I migliori plugin e il contenuti più interessanti non servono a niente se non riesci a esprimerti correttamente. Quindi, ti conviene concentrarti sui questi 10 dubbi della lingua italiana, sempre ricca di spunti di riflessione e continue evoluzioni.
- Verbi difficili – Iniziamo con un’ottima risorsa per sciogliere i principali dubbi sui verbi italiani: diedi o detti? Accedei o accedetti? Aprii o apersi?
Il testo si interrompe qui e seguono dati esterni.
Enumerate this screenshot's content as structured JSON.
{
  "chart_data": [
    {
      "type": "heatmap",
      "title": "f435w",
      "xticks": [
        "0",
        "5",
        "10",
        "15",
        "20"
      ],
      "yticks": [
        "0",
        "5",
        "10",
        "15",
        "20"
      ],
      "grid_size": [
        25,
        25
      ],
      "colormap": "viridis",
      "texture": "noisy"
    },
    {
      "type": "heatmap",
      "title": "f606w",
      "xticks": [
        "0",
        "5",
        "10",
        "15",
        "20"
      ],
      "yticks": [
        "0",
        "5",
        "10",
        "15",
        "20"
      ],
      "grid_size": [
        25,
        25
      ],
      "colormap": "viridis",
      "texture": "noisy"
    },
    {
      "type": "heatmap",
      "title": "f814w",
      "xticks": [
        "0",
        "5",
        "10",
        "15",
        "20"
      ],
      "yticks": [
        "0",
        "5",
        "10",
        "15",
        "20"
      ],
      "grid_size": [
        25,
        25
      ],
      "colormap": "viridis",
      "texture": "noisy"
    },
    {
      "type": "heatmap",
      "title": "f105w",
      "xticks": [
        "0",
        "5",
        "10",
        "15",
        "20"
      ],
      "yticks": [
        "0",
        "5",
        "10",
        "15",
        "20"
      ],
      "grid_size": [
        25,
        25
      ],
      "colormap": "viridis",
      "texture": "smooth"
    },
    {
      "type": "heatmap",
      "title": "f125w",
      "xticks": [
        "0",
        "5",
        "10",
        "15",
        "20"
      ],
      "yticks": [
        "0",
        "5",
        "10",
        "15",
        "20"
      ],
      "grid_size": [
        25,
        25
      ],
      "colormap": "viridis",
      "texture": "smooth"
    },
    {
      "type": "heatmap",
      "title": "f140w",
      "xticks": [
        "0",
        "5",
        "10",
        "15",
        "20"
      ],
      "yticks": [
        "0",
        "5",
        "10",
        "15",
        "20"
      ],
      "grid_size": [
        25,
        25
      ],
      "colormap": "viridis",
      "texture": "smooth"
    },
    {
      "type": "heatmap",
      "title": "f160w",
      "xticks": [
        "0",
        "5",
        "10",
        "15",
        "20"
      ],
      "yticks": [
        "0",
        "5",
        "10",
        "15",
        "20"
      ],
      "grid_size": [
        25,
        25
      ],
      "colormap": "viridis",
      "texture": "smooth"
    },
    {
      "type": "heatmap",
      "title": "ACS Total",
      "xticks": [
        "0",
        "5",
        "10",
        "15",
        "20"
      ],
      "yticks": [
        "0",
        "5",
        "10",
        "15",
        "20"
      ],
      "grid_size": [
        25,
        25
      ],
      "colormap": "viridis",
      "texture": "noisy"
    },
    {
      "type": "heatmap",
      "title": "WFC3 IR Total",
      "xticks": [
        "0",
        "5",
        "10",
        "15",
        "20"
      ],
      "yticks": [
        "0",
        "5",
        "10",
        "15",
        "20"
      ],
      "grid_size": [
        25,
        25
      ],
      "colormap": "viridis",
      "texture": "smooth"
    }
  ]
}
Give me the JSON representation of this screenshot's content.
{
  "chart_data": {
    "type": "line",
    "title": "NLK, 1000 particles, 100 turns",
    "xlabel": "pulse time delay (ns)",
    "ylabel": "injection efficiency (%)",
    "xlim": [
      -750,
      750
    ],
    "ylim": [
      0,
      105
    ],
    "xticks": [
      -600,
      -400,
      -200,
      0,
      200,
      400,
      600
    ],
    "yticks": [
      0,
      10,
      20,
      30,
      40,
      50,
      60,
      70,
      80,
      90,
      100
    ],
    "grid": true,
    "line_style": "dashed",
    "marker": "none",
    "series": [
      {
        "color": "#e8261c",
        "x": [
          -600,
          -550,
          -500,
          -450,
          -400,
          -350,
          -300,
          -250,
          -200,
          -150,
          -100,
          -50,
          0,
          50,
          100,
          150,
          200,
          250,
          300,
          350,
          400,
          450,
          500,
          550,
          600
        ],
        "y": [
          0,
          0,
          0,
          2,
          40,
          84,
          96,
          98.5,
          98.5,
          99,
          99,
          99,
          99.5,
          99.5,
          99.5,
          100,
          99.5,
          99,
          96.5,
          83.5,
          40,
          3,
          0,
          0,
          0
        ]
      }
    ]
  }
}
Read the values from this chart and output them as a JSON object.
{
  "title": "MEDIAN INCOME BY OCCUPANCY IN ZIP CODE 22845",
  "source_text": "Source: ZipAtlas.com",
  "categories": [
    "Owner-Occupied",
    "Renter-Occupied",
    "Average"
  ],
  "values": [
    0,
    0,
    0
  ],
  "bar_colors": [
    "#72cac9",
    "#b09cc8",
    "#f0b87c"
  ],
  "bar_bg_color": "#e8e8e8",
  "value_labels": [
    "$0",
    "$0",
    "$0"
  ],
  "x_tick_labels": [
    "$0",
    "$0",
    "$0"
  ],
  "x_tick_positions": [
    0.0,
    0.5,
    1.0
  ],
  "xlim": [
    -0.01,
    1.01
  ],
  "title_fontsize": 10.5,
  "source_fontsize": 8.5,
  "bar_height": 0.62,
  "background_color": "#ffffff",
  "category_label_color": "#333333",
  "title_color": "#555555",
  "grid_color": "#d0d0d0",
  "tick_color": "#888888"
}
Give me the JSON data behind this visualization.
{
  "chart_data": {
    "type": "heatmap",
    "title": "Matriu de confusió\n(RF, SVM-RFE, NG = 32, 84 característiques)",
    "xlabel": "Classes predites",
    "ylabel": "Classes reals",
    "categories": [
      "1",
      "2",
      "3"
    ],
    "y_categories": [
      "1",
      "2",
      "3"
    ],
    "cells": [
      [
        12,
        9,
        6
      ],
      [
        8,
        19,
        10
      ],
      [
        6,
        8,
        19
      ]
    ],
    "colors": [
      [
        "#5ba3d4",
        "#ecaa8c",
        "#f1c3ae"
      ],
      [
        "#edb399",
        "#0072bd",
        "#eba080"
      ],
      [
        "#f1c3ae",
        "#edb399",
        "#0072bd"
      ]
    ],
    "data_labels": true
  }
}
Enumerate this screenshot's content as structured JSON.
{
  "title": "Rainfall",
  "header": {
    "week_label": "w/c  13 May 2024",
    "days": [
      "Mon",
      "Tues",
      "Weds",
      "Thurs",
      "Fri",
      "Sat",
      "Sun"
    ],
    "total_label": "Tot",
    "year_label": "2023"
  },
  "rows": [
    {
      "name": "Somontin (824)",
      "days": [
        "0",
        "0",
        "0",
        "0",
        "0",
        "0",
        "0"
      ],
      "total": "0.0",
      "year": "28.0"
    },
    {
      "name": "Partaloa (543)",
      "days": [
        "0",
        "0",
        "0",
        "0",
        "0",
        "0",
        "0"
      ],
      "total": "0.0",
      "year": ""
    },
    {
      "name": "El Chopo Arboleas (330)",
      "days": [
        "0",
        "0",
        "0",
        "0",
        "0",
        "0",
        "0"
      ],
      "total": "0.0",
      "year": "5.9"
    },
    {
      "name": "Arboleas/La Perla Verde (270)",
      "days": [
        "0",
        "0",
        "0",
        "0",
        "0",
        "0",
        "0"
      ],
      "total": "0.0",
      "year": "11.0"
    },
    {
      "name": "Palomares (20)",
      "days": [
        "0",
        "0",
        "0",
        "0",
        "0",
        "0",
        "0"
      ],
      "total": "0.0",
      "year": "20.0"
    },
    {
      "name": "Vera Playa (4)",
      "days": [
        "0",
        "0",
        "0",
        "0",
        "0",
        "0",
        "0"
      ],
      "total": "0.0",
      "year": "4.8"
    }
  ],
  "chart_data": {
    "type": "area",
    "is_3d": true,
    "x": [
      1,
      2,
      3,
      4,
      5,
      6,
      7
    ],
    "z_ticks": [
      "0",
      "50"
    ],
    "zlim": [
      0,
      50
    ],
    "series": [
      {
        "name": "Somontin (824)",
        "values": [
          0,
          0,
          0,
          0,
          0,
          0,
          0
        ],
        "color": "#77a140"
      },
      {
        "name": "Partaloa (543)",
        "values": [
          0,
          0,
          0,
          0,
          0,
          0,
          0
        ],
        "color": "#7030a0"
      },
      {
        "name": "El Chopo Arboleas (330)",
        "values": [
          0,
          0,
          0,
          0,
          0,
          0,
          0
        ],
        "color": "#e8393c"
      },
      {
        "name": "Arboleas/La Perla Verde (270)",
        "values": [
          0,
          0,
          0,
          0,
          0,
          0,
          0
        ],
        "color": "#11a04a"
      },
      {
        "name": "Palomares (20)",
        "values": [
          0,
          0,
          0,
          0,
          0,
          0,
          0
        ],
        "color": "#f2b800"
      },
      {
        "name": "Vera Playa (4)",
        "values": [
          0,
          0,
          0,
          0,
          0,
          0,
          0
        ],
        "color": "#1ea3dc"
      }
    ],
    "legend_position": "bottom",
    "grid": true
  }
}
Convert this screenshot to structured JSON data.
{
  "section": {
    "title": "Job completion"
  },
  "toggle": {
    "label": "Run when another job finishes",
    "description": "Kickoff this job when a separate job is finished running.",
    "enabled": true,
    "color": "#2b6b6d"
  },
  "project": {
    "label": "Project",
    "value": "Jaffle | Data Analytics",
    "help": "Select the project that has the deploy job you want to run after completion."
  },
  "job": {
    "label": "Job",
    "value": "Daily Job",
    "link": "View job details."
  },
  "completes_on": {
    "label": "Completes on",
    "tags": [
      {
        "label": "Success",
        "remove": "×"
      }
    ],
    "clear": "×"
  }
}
Convenne o convenì?
- L’uso di “assolutamente” – Qual è il valore di questo avverbio quando è isolato?
- Da quando ho o da quando avevo dieci anni? – Una riduzione dei tempi verbali al presente che affida a elementi lessicali la determinazione temporale;
- Il plurale dei nomi di massa – La diatriba sui plurali dei nomi non numerabili (latte, acqua, miele) è ancora aperta!
- Uso e a buso di “quant’altro” – Una forma molto dotta per sostituire soluzioni più dozzinali ma che non sempre viene utilizzato nel migliore dei modi;
- Problemi di accordo – Alcune riflessioni sulla non coincidenza tra significato logico o naturale e la categoria grammaticale;
- Elisione e troncamento – Una delucidazione necessaria per evitare piccoli e grandi errori;
- L’uso della virgola prima della coniugazione “e” – Finalmente un po’ di luce su questo dogma che mi tormenta fin dalle scuole elementari;
- Il congiuntivo, questo sconosciuto – Finalmente una guida completa per coniugare i tempi più spigolosi;
- Vademecum sull’accento – Dove mettere e quando pronunciare questo piccolo, ma importante, elemento della lingua italiana.
Grazie Riccardo!
sempre utile!!!!….una notarella sarebbe anche da fare sull’utilizzo di e o ed davanti alle parole che iniziano con una vocale…(sembra che secondo alcuni quello che insegnano a scuola non va più bene: davanti a vocale la e vuole la d)…
ciao
@Sachi, Grazie per il tuo commento.
Ecco qualche delucidazione sull’argomento e – ed
@Micaela – Grazie a te!
Segnalo anche il caso della prima persona plurale dei verbi che contengono le lettere g e n vicine, come sognare e guadagnare.
@simo
Facile confondersi: basta fare un giro nella serp di Google digitando le query errate… anche se mi piace pensare che ci sia una buona dose di distrazione!